Paul Marin, Columnist
Ideology: Liberal Republican | Writing from: George Washington University
Not long ago, an ousting of the party in power was just the change the country needed. In 2006, Americans were anxious over the course of the Iraq War. Many felt that America’s fighting men and women were dying in vain in Iraq, fighting a battle long lost. Riding the anti-Iraq War wave, the Democrats swept Congress. This electoral defeat woke up the Bush Administration to the realities of the war it had been ignoring and mismanaging. Thus, Bush finally fired the incompetent Secretary of Defense, Donald Rumsfeld, and woke up the military from its dogmatic slumber in Iraq. The resulting “surge strategy” headed off the prospect for another Vietnam-like defeat.
Today, America is crawling out of a deep recession with disheartening unemployment and record peacetime public debt. Rightfully so, everyday Americans not only worry about finding dignifying work to make ends meet, but, even more importantly, they feel that their sacrifice is wasted for they may not leave their children anything else than a mountain of debt. Some even are terrified that the values that made America are slowly disintegrating. These fears, despite being at times exaggerated, are solidly grounded in reality. In little over a decade from now, the Social Security budget will be dangerously close to insolvency. Similarly, notwithstanding its natural comparative advantage in education, America’s schools are not producing anymore a workforce competitive in the high-paying global job market. And even worse, the understandable concerns of average Americans have in turn revived xenophobia and anti-trade sentiments. Without a steady stream of highly qualified, hard-working and entrepreneurial immigrants, America will be put at an economic disadvantage. Such sentiments only can drive foreigners subscribing to American ideals away from the country’s shores.
It is unlikely that the Obama administration and democratic congressional leaders will hear the message loud enough unless their constituents make their voices heard on Tuesday. This is why an alternation of partisan power is beneficial. Like in 2006 when the Democratic electoral success pressured the Bush administration to revise policy, a Republican sweep of congress is needed for the Obama Administration to improve its economic decisions.
There are, though, several other important benefits for the country in the eventuality of Republican victory. First, it is more likely that the GOP will better address the country’s deficit problem. Not only is it ideologically weary of government spending, but it has made the exploding deficit a centerpiece of their campaign. With the report of the presidential bipartisan commission for deficit reduction due out on December 1st, Republicans will have to choose from taking painful votes for cutting spending in a meaningful way, such as reforming social security, and cutting some entitlements or appearing hypocritical in front of the electorate in 2012. Moreover, the Republicans likely will seek to address the deficit with further tax increase—an imperative should the U.S. aspire to maintain its international competitiveness.

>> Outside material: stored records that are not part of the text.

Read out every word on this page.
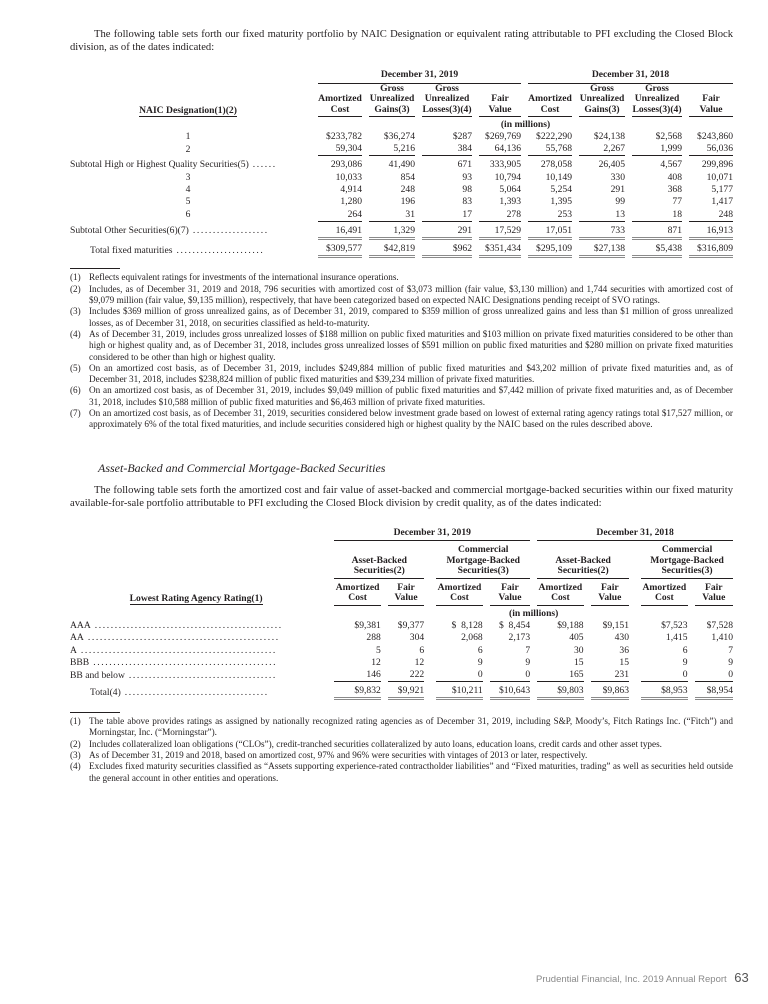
The following table sets forth our fixed maturity portfolio by NAIC Designation or equivalent rating attributable to PFI excluding the Closed Block division, as of the dates indicated:

		December 31, 2019								December 31, 2018						
NAIC Designation(1)(2)		
Amortized
Cost

Gross
Unrealized
Gains(3)

Gross
Unrealized
Losses(3)(4)

Fair
Value

Amortized
Cost

Gross
Unrealized
Gains(3)

Gross
Unrealized
Losses(3)(4)

Fair
Value

		(in millions)														
1		$233,782		$36,274		$287		$269,769		$222,290		$24,138		$2,568		$243,860
2		59,304		5,216		384		64,136		55,768		2,267		1,999		56,036
Subtotal High or Highest Quality Securities(5) ......		293,086		41,490		671		333,905		278,058		26,405		4,567		299,896
3		10,033		854		93		10,794		10,149		330		408		10,071
4		4,914		248		98		5,064		5,254		291		368		5,177
5		1,280		196		83		1,393		1,395		99		77		1,417
6		264		31		17		278		253		13		18		248
Subtotal Other Securities(6)(7) ...................		16,491		1,329		291		17,529		17,051		733		871		16,913

Total fixed maturities ......................		$309,577		$42,819		$962		$351,434		$295,109		$27,138		$5,438		$316,809
(1) Reflects equivalent ratings for investments of the international insurance operations.
(2) Includes, as of December 31, 2019 and 2018, 796 securities with amortized cost of $3,073 million (fair value, $3,130 million) and 1,744 securities with amortized cost of $9,079 million (fair value, $9,135 million), respectively, that have been categorized based on expected NAIC Designations pending receipt of SVO ratings.
(3) Includes $369 million of gross unrealized gains, as of December 31, 2019, compared to $359 million of gross unrealized gains and less than $1 million of gross unrealized losses, as of December 31, 2018, on securities classified as held-to-maturity.
(4) As of December 31, 2019, includes gross unrealized losses of $188 million on public fixed maturities and $103 million on private fixed maturities considered to be other than high or highest quality and, as of December 31, 2018, includes gross unrealized losses of $591 million on public fixed maturities and $280 million on private fixed maturities considered to be other than high or highest quality.
(5) On an amortized cost basis, as of December 31, 2019, includes $249,884 million of public fixed maturities and $43,202 million of private fixed maturities and, as of December 31, 2018, includes $238,824 million of public fixed maturities and $39,234 million of private fixed maturities.
(6) On an amortized cost basis, as of December 31, 2019, includes $9,049 million of public fixed maturities and $7,442 million of private fixed maturities and, as of December 31, 2018, includes $10,588 million of public fixed maturities and $6,463 million of private fixed maturities.
(7) On an amortized cost basis, as of December 31, 2019, securities considered below investment grade based on lowest of external rating agency ratings total $17,527 million, or approximately 6% of the total fixed maturities, and include securities considered high or highest quality by the NAIC based on the rules described above.
Asset-Backed and Commercial Mortgage-Backed Securities

The following table sets forth the amortized cost and fair value of asset-backed and commercial mortgage-backed securities within our fixed maturity available-for-sale portfolio attributable to PFI excluding the Closed Block division by credit quality, as of the dates indicated:

		December 31, 2019								December 31, 2018						

Asset-Backed
Securities(2)

Commercial
Mortgage-Backed
Securities(3)

Asset-Backed
Securities(2)

Commercial
Mortgage-Backed
Securities(3)

Lowest Rating Agency Rating(1)		
Amortized
Cost

Fair
Value

Amortized
Cost

Fair
Value

Amortized
Cost

Fair
Value

Amortized
Cost

Fair
Value

		(in millions)														
AAA ...............................................		$9,381		$9,377		$  8,128		$  8,454		$9,188		$9,151		$7,523		$7,528
AA ................................................		288		304		2,068		2,173		405		430		1,415		1,410
A .................................................		5		6		6		7		30		36		6		7
BBB ..............................................		12		12		9		9		15		15		9		9
BB and below .....................................		146		222		0		0		165		231		0		0
Total(4) ....................................		$9,832		$9,921		$10,211		$10,643		$9,803		$9,863		$8,953		$8,954
(1) The table above provides ratings as assigned by nationally recognized rating agencies as of December 31, 2019, including S&P, Moody’s, Fitch Ratings Inc. (“Fitch”) and Morningstar, Inc. (“Morningstar”).
(2) Includes collateralized loan obligations (“CLOs”), credit-tranched securities collateralized by auto loans, education loans, credit cards and other asset types.
(3) As of December 31, 2019 and 2018, based on amortized cost, 97% and 96% were securities with vintages of 2013 or later, respectively.
(4) Excludes fixed maturity securities classified as “Assets supporting experience-rated contractholder liabilities” and “Fixed maturities, trading” as well as securities held outside the general account in other entities and operations.
Prudential Financial, Inc. 2019 Annual Report 63
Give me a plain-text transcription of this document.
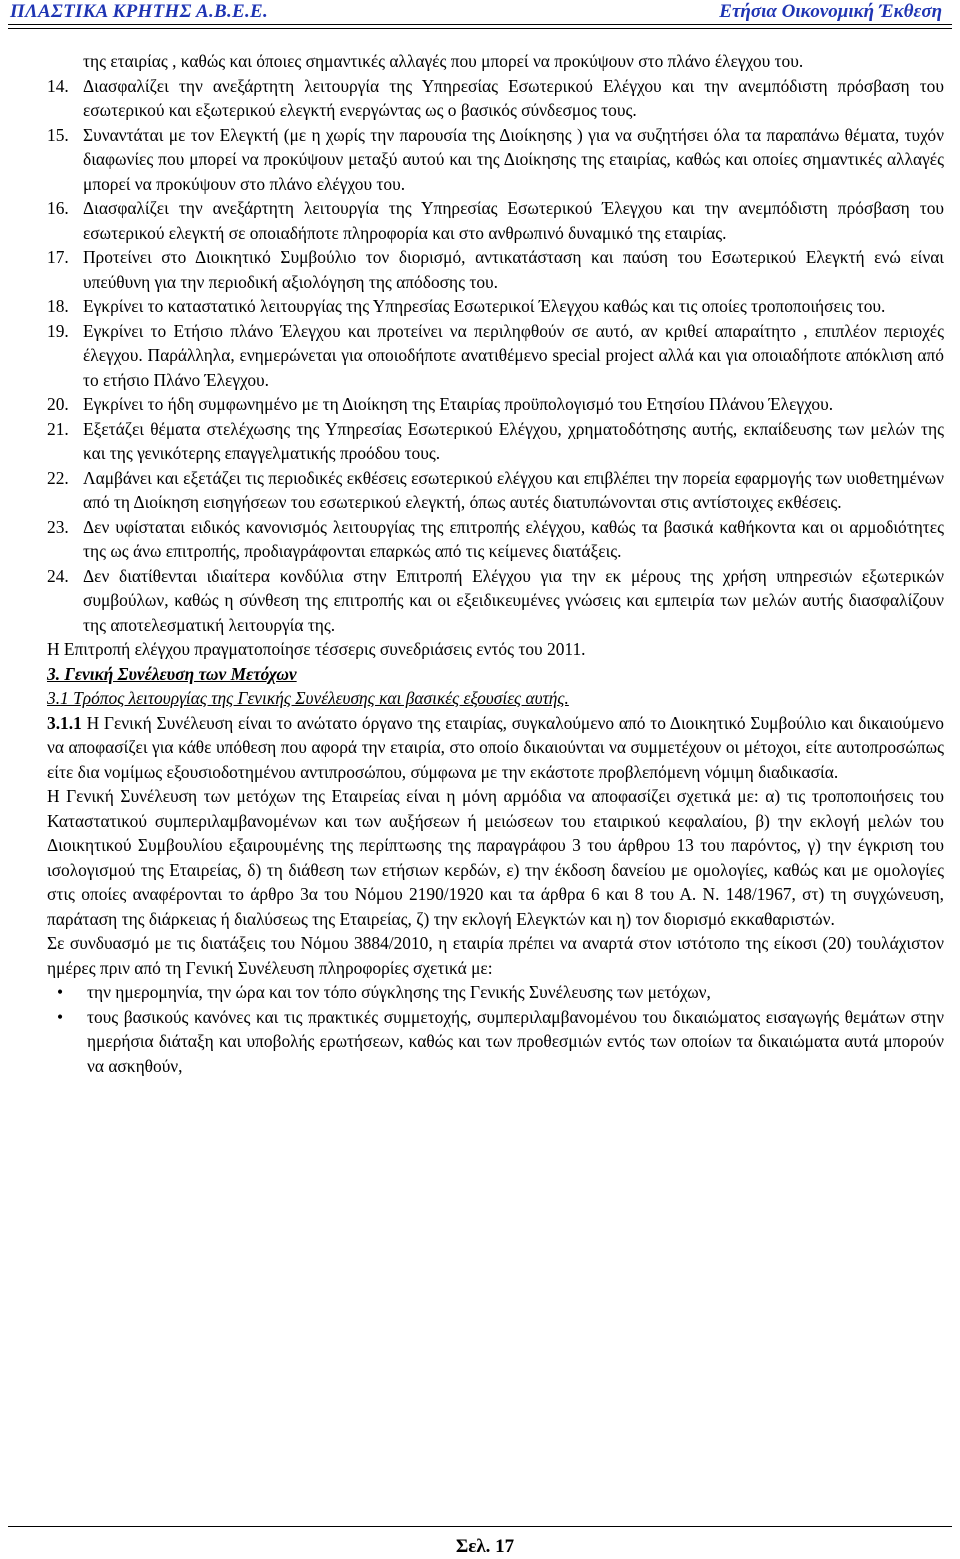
ΠΛΑΣΤΙΚΑ ΚΡΗΤΗΣ Α.Β.Ε.Ε.	Ετήσια Οικονομική Έκθεση

της εταιρίας , καθώς και όποιες σημαντικές αλλαγές που μπορεί να προκύψουν στο πλάνο έλεγχου του.

14. Διασφαλίζει την ανεξάρτητη λειτουργία της Υπηρεσίας Εσωτερικού Ελέγχου και την ανεμπόδιστη πρόσβαση του εσωτερικού και εξωτερικού ελεγκτή ενεργώντας ως ο βασικός σύνδεσμος τους.
15. Συναντάται με τον Ελεγκτή (με η χωρίς την παρουσία της Διοίκησης ) για να συζητήσει όλα τα παραπάνω θέματα, τυχόν διαφωνίες που μπορεί να προκύψουν μεταξύ αυτού και της Διοίκησης της εταιρίας, καθώς και οποίες σημαντικές αλλαγές μπορεί να προκύψουν στο πλάνο ελέγχου του.
16. Διασφαλίζει την ανεξάρτητη λειτουργία της Υπηρεσίας Εσωτερικού Έλεγχου και την ανεμπόδιστη πρόσβαση του εσωτερικού ελεγκτή σε οποιαδήποτε πληροφορία και στο ανθρωπινό δυναμικό της εταιρίας.
17. Προτείνει στο Διοικητικό Συμβούλιο τον διορισμό, αντικατάσταση και παύση του Εσωτερικού Ελεγκτή ενώ είναι υπεύθυνη για την περιοδική αξιολόγηση της απόδοσης του.
18. Εγκρίνει το καταστατικό λειτουργίας της Υπηρεσίας Εσωτερικοί Έλεγχου καθώς και τις οποίες τροποποιήσεις του.
19. Εγκρίνει το Ετήσιο πλάνο Έλεγχου και προτείνει να περιληφθούν σε αυτό, αν κριθεί απαραίτητο , επιπλέον περιοχές έλεγχου. Παράλληλα, ενημερώνεται για οποιοδήποτε ανατιθέμενο special project αλλά και για οποιαδήποτε απόκλιση από το ετήσιο Πλάνο Έλεγχου.
20. Εγκρίνει το ήδη συμφωνημένο με τη Διοίκηση της Εταιρίας προϋπολογισμό του Ετησίου Πλάνου Έλεγχου.
21. Εξετάζει θέματα στελέχωσης της Υπηρεσίας Εσωτερικού Ελέγχου, χρηματοδότησης αυτής, εκπαίδευσης των μελών της και της γενικότερης επαγγελματικής προόδου τους.
22. Λαμβάνει και εξετάζει τις περιοδικές εκθέσεις εσωτερικού ελέγχου και επιβλέπει την πορεία εφαρμογής των υιοθετημένων από τη Διοίκηση εισηγήσεων του εσωτερικού ελεγκτή, όπως αυτές διατυπώνονται στις αντίστοιχες εκθέσεις.
23. Δεν υφίσταται ειδικός κανονισμός λειτουργίας της επιτροπής ελέγχου, καθώς τα βασικά καθήκοντα και οι αρμοδιότητες της ως άνω επιτροπής, προδιαγράφονται επαρκώς από τις κείμενες διατάξεις.
24. Δεν διατίθενται ιδιαίτερα κονδύλια στην Επιτροπή Ελέγχου για την εκ μέρους της χρήση υπηρεσιών εξωτερικών συμβούλων, καθώς η σύνθεση της επιτροπής και οι εξειδικευμένες γνώσεις και εμπειρία των μελών αυτής διασφαλίζουν της αποτελεσματική λειτουργία της.

Η Επιτροπή ελέγχου πραγματοποίησε τέσσερις συνεδριάσεις εντός του 2011.

3. Γενική Συνέλευση των Μετόχων

3.1 Τρόπος λειτουργίας της Γενικής Συνέλευσης και βασικές εξουσίες αυτής.

3.1.1 Η Γενική Συνέλευση είναι το ανώτατο όργανο της εταιρίας, συγκαλούμενο από το Διοικητικό Συμβούλιο και δικαιούμενο να αποφασίζει για κάθε υπόθεση που αφορά την εταιρία, στο οποίο δικαιούνται να συμμετέχουν οι μέτοχοι, είτε αυτοπροσώπως είτε δια νομίμως εξουσιοδοτημένου αντιπροσώπου, σύμφωνα με την εκάστοτε προβλεπόμενη νόμιμη διαδικασία.

Η Γενική Συνέλευση των μετόχων της Εταιρείας είναι η μόνη αρμόδια να αποφασίζει σχετικά με: α) τις τροποποιήσεις του Καταστατικού συμπεριλαμβανομένων και των αυξήσεων ή μειώσεων του εταιρικού κεφαλαίου, β) την εκλογή μελών του Διοικητικού Συμβουλίου εξαιρουμένης της περίπτωσης της παραγράφου 3 του άρθρου 13 του παρόντος, γ) την έγκριση του ισολογισμού της Εταιρείας, δ) τη διάθεση των ετήσιων κερδών, ε) την έκδοση δανείου με ομολογίες, καθώς και με ομολογίες στις οποίες αναφέρονται το άρθρο 3α του Νόμου 2190/1920 και τα άρθρα 6 και 8 του Α. Ν. 148/1967, στ) τη συγχώνευση, παράταση της διάρκειας ή διαλύσεως της Εταιρείας, ζ) την εκλογή Ελεγκτών και η) τον διορισμό εκκαθαριστών.

Σε συνδυασμό με τις διατάξεις του Νόμου 3884/2010, η εταιρία πρέπει να αναρτά στον ιστότοπο της είκοσι (20) τουλάχιστον ημέρες πριν από τη Γενική Συνέλευση πληροφορίες σχετικά με:

•	την ημερομηνία, την ώρα και τον τόπο σύγκλησης της Γενικής Συνέλευσης των μετόχων,
•	τους βασικούς κανόνες και τις πρακτικές συμμετοχής, συμπεριλαμβανομένου του δικαιώματος εισαγωγής θεμάτων στην ημερήσια διάταξη και υποβολής ερωτήσεων, καθώς και των προθεσμιών εντός των οποίων τα δικαιώματα αυτά μπορούν να ασκηθούν,
Σελ. 17
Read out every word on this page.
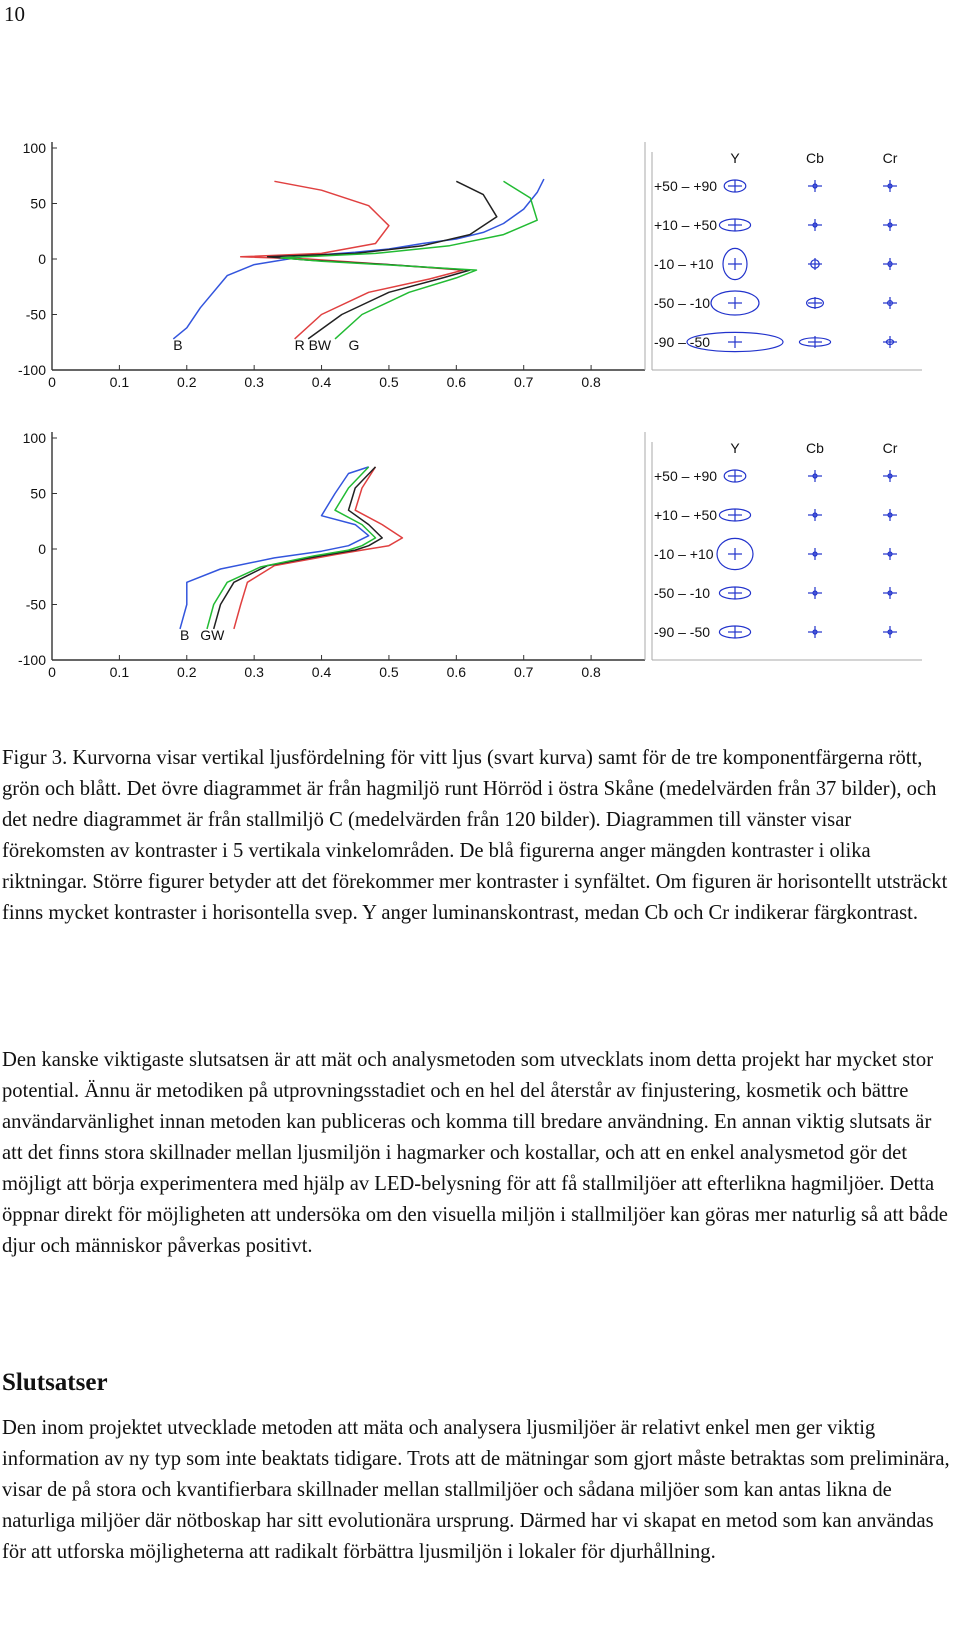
10
100
50
0
-50
-100
0	0.1	0.2	0.3	0.4	0.5	0.6	0.7	0.8
B	R BW G
Y	Cb	Cr
+50 – +90
+10 – +50
-10 – +10
-50 – -10
-90 – -50
100
50
0
-50
-100
0	0.1	0.2	0.3	0.4	0.5	0.6	0.7	0.8
B GW
Y	Cb	Cr
+50 – +90
+10 – +50
-10 – +10
-50 – -10
-90 – -50

Figur 3. Kurvorna visar vertikal ljusfördelning för vitt ljus (svart kurva) samt för de tre komponentfärgerna rött, grön och blått. Det övre diagrammet är från hagmiljö runt Hörröd i östra Skåne (medelvärden från 37 bilder), och det nedre diagrammet är från stallmiljö C (medelvärden från 120 bilder). Diagrammen till vänster visar förekomsten av kontraster i 5 vertikala vinkelområden. De blå figurerna anger mängden kontraster i olika riktningar. Större figurer betyder att det förekommer mer kontraster i synfältet. Om figuren är horisontellt utsträckt finns mycket kontraster i horisontella svep. Y anger luminanskontrast, medan Cb och Cr indikerar färgkontrast.

Den kanske viktigaste slutsatsen är att mät och analysmetoden som utvecklats inom detta projekt har mycket stor potential. Ännu är metodiken på utprovningsstadiet och en hel del återstår av finjustering, kosmetik och bättre användarvänlighet innan metoden kan publiceras och komma till bredare användning. En annan viktig slutsats är att det finns stora skillnader mellan ljusmiljön i hagmarker och kostallar, och att en enkel analysmetod gör det möjligt att börja experimentera med hjälp av LED-belysning för att få stallmiljöer att efterlikna hagmiljöer. Detta öppnar direkt för möjligheten att undersöka om den visuella miljön i stallmiljöer kan göras mer naturlig så att både djur och människor påverkas positivt.

Slutsatser

Den inom projektet utvecklade metoden att mäta och analysera ljusmiljöer är relativt enkel men ger viktig information av ny typ som inte beaktats tidigare. Trots att de mätningar som gjort måste betraktas som preliminära, visar de på stora och kvantifierbara skillnader mellan stallmiljöer och sådana miljöer som kan antas likna de naturliga miljöer där nötboskap har sitt evolutionära ursprung. Därmed har vi skapat en metod som kan användas för att utforska möjligheterna att radikalt förbättra ljusmiljön i lokaler för djurhållning.
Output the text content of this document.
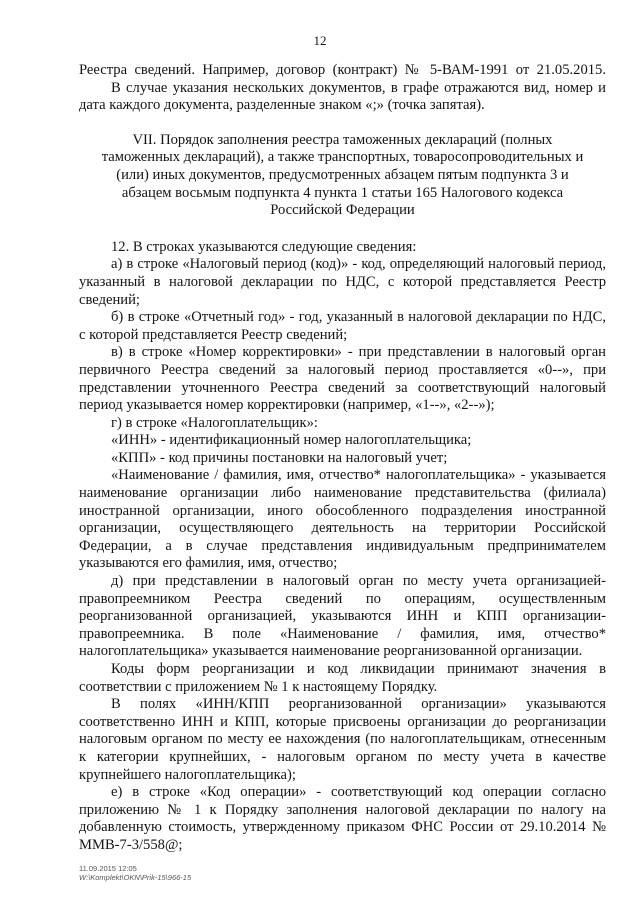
12

Реестра сведений. Например, договор (контракт) № 5-ВАМ-1991 от 21.05.2015.

В случае указания нескольких документов, в графе отражаются вид, номер и дата каждого документа, разделенные знаком «;» (точка запятая).

VII. Порядок заполнения реестра таможенных деклараций (полных таможенных деклараций), а также транспортных, товаросопроводительных и (или) иных документов, предусмотренных абзацем пятым подпункта 3 и абзацем восьмым подпункта 4 пункта 1 статьи 165 Налогового кодекса Российской Федерации

12. В строках указываются следующие сведения:

а) в строке «Налоговый период (код)» - код, определяющий налоговый период, указанный в налоговой декларации по НДС, с которой представляется Реестр сведений;

б) в строке «Отчетный год» - год, указанный в налоговой декларации по НДС, с которой представляется Реестр сведений;

в) в строке «Номер корректировки» - при представлении в налоговый орган первичного Реестра сведений за налоговый период проставляется «0--», при представлении уточненного Реестра сведений за соответствующий налоговый период указывается номер корректировки (например, «1--», «2--»);

г) в строке «Налогоплательщик»:

«ИНН» - идентификационный номер налогоплательщика;

«КПП» - код причины постановки на налоговый учет;

«Наименование / фамилия, имя, отчество* налогоплательщика» - указывается наименование организации либо наименование представительства (филиала) иностранной организации, иного обособленного подразделения иностранной организации, осуществляющего деятельность на территории Российской Федерации, а в случае представления индивидуальным предпринимателем указываются его фамилия, имя, отчество;

д) при представлении в налоговый орган по месту учета организацией-правопреемником Реестра сведений по операциям, осуществленным реорганизованной организацией, указываются ИНН и КПП организации-правопреемника. В поле «Наименование / фамилия, имя, отчество* налогоплательщика» указывается наименование реорганизованной организации.

Коды форм реорганизации и код ликвидации принимают значения в соответствии с приложением № 1 к настоящему Порядку.

В полях «ИНН/КПП реорганизованной организации» указываются соответственно ИНН и КПП, которые присвоены организации до реорганизации налоговым органом по месту ее нахождения (по налогоплательщикам, отнесенным к категории крупнейших, - налоговым органом по месту учета в качестве крупнейшего налогоплательщика);

е) в строке «Код операции» - соответствующий код операции согласно приложению № 1 к Порядку заполнения налоговой декларации по налогу на добавленную стоимость, утвержденному приказом ФНС России от 29.10.2014 № ММВ-7-3/558@;

11.09.2015 12:05
W:\Komplekt\OKN\Prik-15\966-15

Second, the GOP’s support for free trade should enable the Obama Administration finally to ratify long overdue free trade agreements with South Korea and Colombia, and it might enable the president to pursue other necessary trade agreements. Third, the combination of a Republican congress and an Obama White House would allow for more meaningful education reform.
Equally important, a Republican Congress finally will give a voice to the disgruntled voters who feel that a liberal elite is threatening the fabric of America’s values through bailouts and wealth redistribution. By being represented in Congress by people the Tea Parties consider legitimate, they will feel more integrated in the political system rather than shunned, which seems to be the best way to contain the Tea Party movement before its fringe xenophobic elements fully take over its discourse.
Despite the need for a Republican Congress in January, the GOP is far from a perfect solution to America’s problems. Unfortunately, the neoconservative virus has not yet been extinguished from the Senate. Neoconservatives will ramp up the drums for war with Iran dangerously. Even worse, some Republicans still retain the Cold War mentality in their attitude towards Russia. Senator Jim DeMint’s opposition to the New START treaty is absurd and ignorant of the economic opportunities for American companies in Russia as well as for the need to keep Russia a partner of the U.S. in the Pacific region. Similarly, some republicans have borderline xenophobic views on immigration. Should they gain more power, they will be able to derail any functional reform of America’s broken immigration system.
Voting in a Republican Congress on Tuesday is a gamble. The fresh blood from their Congressional victory may allow them to pursue a ridiculous, uncompromising opposition to President Obama in an effort to retake the White House. Alternatively, given the extremism of some of their candidates, it will be difficult for their leaders to control their caucuses effectively, rendering them more politically inefficient in tackling the deficit and the rest of America’s pressing issues. With the economy in the tank, the Obama Administration needs both a wake-up call as well as political cover for decisions that would be unpopular with the liberal base on economic issues. The imperative for change makes voting Republican a well-placed bet. And should it not live up to its promise, a Republican Congress may be what President Obama needs for reelection.